Sie fuhr herum. Webster stand in Socken auf der obersten Stufe der kleinen Treppe, die von der Veranda herunterführte. Er hatte Charlies Flanellhemd übergezogen, und da es offen stand, ließ es die nackte Brust sehen. Die graue Jogginghose, die Tonya ihm als Schlafanzug angeboten hatte, saß bedrohlich tief, als wollte sie ihm jeden Moment von den schlanken Hüften rutschen. Tonya sah viel mehr gebräunte Haut und viel mehr seidiges Brusthaar, als für ihren Seelenfrieden gut war. Mit dieser Figur könnte er ohne weiteres Werbung machen für ein Fitnesscenter – oder für Designerwäsche.

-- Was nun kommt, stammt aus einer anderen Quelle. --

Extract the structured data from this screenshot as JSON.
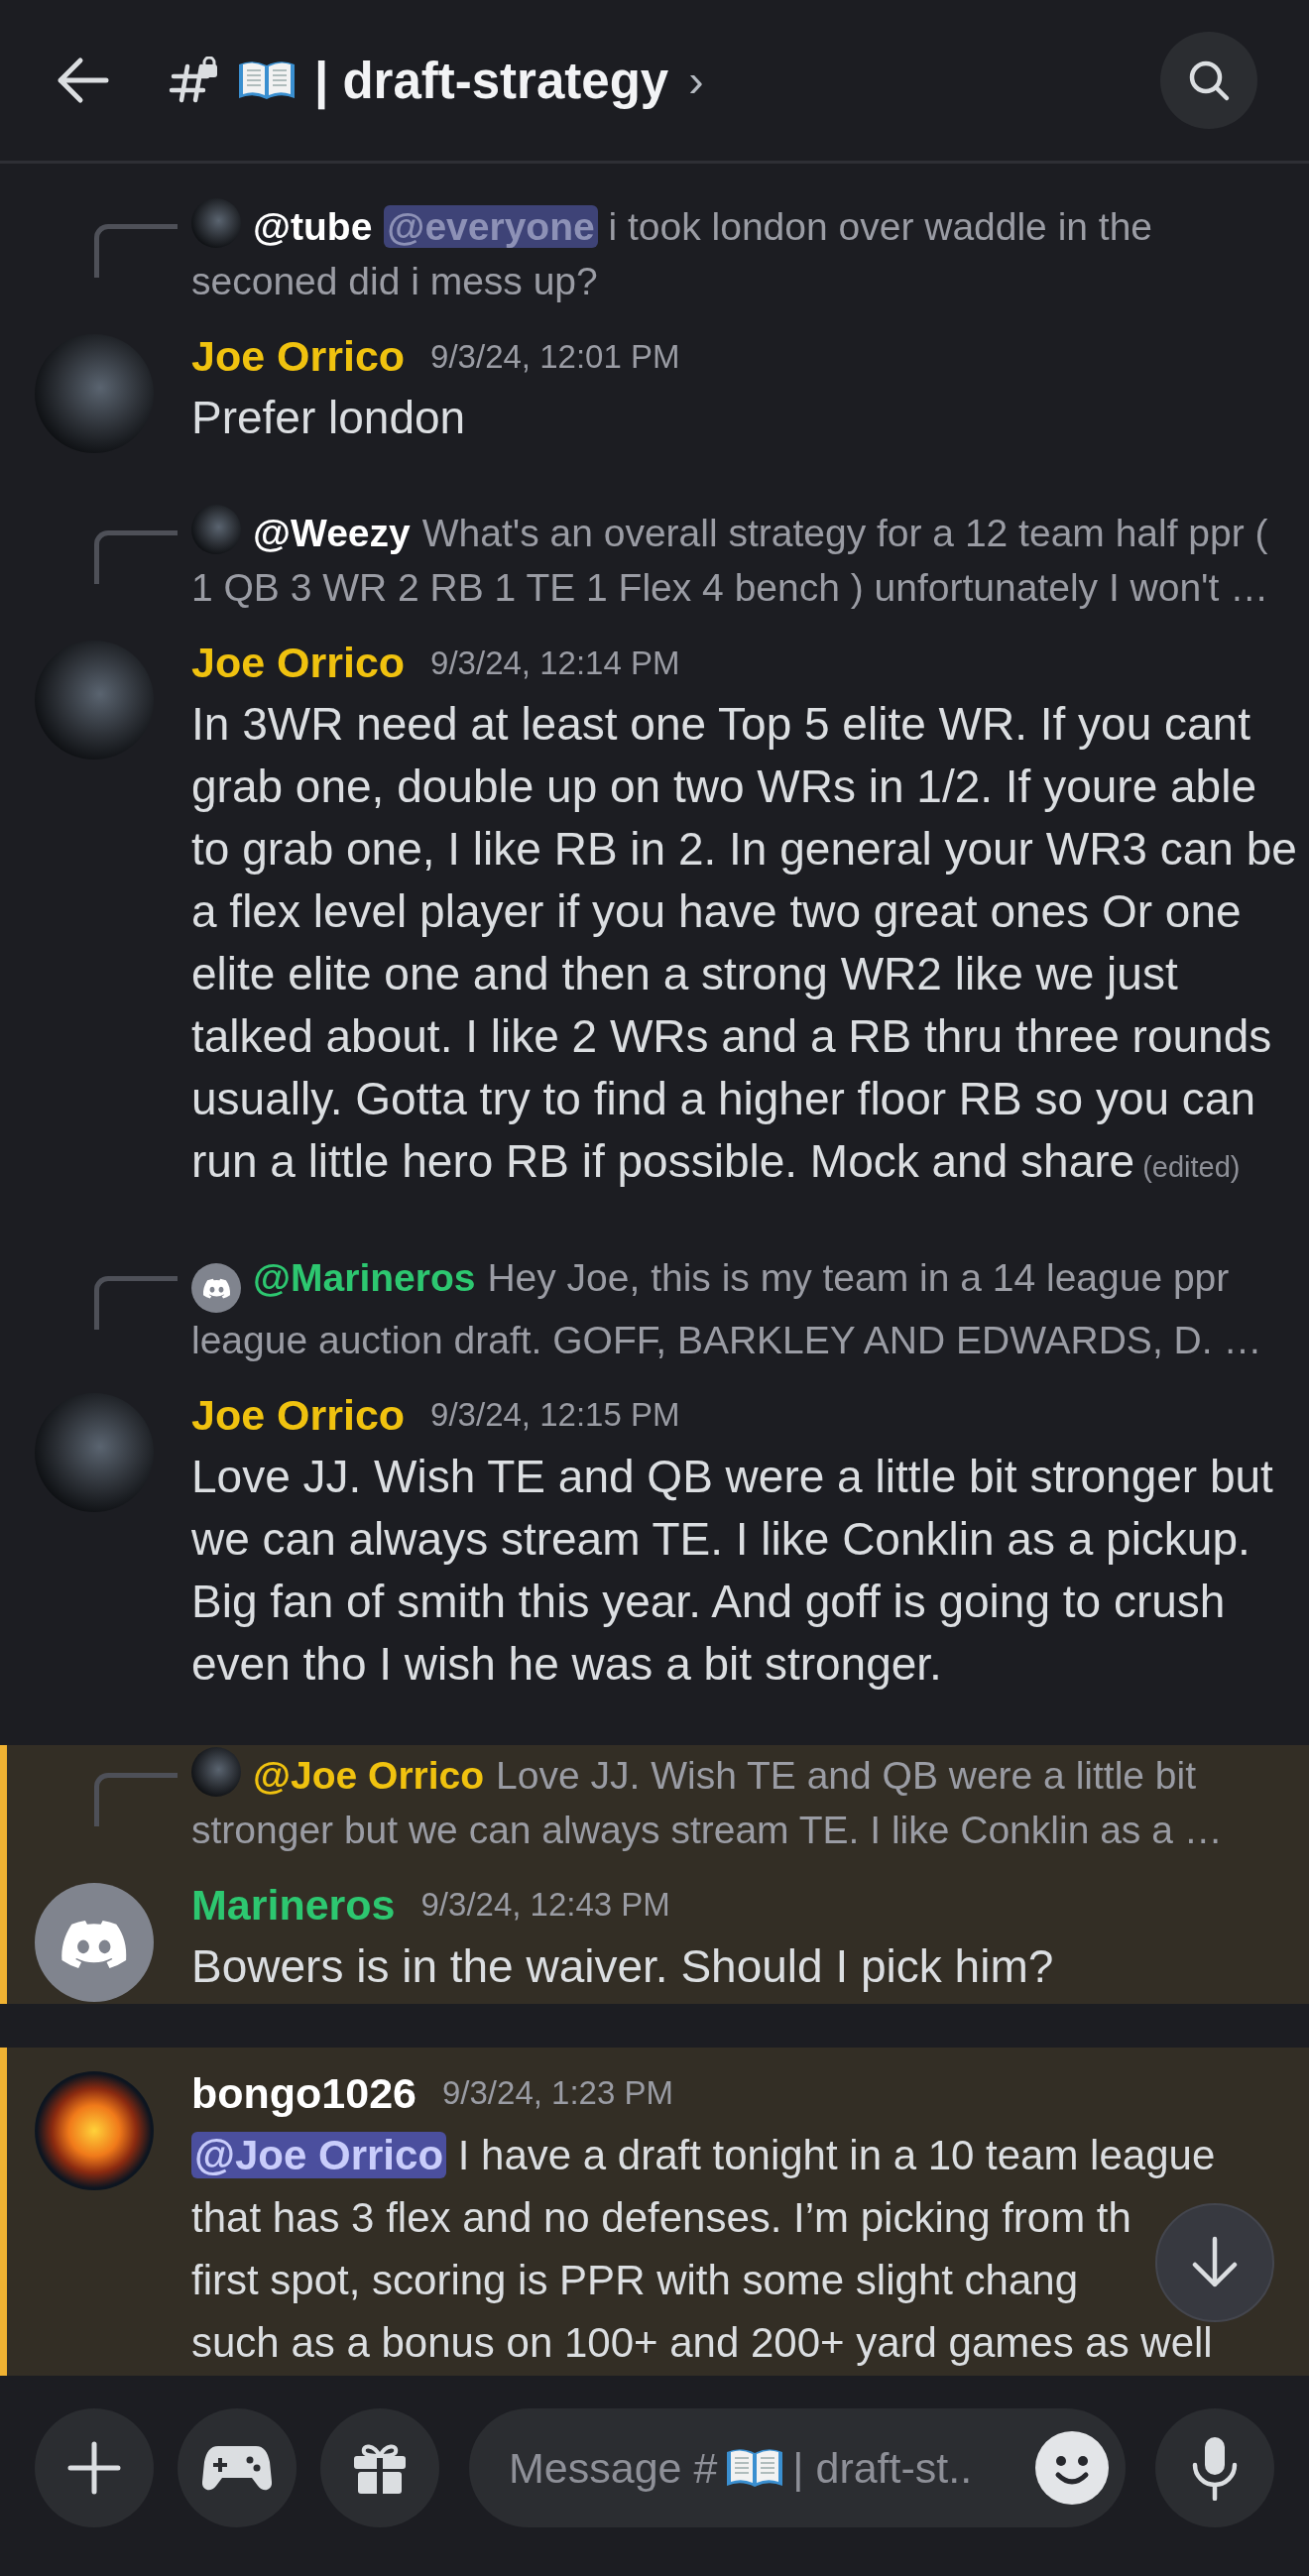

Verflixt, wenn sie zu wenig Sex-Appeal hatte, so hatte dieser Mann einfach zu viel. Ihr wurde heiß bei dem Anblick, und sie wusste vor Verlegenheit nicht, wo sie hinsehen sollte.
Hastig wandte sie sich ab, um die Kolibris zu beobachten, doch ihr Puls flatterte so heftig wie die Flügel der kleinen Vögel. Aber war das ein Wunder? Ein solches Prachtexemplar von einem Mann schneite einem schließlich nicht jeden Tag ins Haus.
Webster sollte nicht so gut aussehen in Charlies abgetragenen sackartigen Sachen. Er war verschlafen, sein Haar war zerstrubbelt, er hatte Druckstellen vom Kissen auf den Wangen, die einen leichten Bartschatten aufwiesen, und sein Blick war noch leicht verhangen. Und dennoch wirkte er durch und durch maskulin, geradezu urig in dieser wildromantischen Umgebung. Die kühle Luft hatte dafür gesorgt, dass seine Brustwarzen hart waren wie kleine Perlen. Wie gern hätte Tonya sie zärtlich gerieben und gestreichelt …
Leider war Webster auch der Grund, warum sie in der letzten Nacht fast kein Auge zugetan hatte. Durch sein plötzliches Auftauchen hatte er all ihre lang verdrängten, beunruhigenden Gefühle wieder aufgerührt. Von Ausgeglichenheit und Ruhe war sie weit entfernt.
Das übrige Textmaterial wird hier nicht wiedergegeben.